ADAPTIVE NETWORK MODELS (ANMs)
Adaptive network models are a class of dynamic network models that capture the feedback loops between changes in the patterns of inter-specific interaction (topological evolution) and changes in the properties of species that comprise the network nodes (Gross & Sayama 2009). In our lab, we are currently applying the ANM framework developed by Raimundo (2015) to investigate theoretical and applied problems using different types of ecological networks from terrestrial and aquatic ecological communities. We have a particular interested in addressing the issues summarized by Raimundo et al. (2018) to bridge gaps between ANMs and ecological restoration research. 
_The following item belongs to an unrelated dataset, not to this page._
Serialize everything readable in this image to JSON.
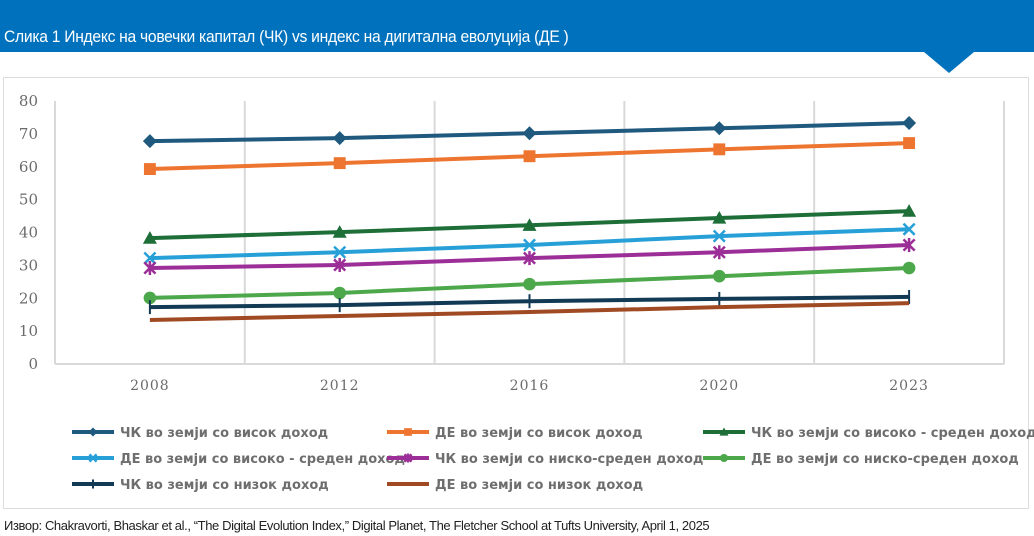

SPECIES DISTRIBUTION MODELS (SDMs)
In addition, we are currently developing species distribution models (Peterson & Soberón 2012) as a complementary approach supporting our main lines of inquiry.    

REFERENCES

  • Grimm, V. & S. F. Railsback (2005). Individual-based modeling and Ecology. Princeton University Press, Princeton.
  • Gross, T. & H. Sayama (2009). Adaptive networks. Springer Science & Business Media.
  • Peterson, A. T. & J. Soberón (2012). Species distribution modeling and ecological niche modeling: getting the concepts right. Natureza & Consevação 10: 1-6.
  • Raimundo, RLG, JP Gibert, DH Hembry and PR Guimarães Jr. 2014. Conflicting selection in the course of adaptive diversification: the interplay between mutualism and intraspecific competition. The American Naturalist 183: 363-375Article PDF (645 Kb) - Appendix (ZIP file, ~19 Mb). © 2014 by The University of Chicago. Article stable URL:  http://www.jstor.org/stable/10.1086/674965.
  • Raimundo, RLG. 2015. Natural selection and the structure, dynamics, and diversification of mutualistic assemblages.  (Ph.D. Thesis, University of São Paulo, USP).
  • Raimundo, RLG, PR Guimarães, DM Evans. 2018. Adaptive Networks for Restoration EcologyTrends in Ecology and Evolution 33: 664-675.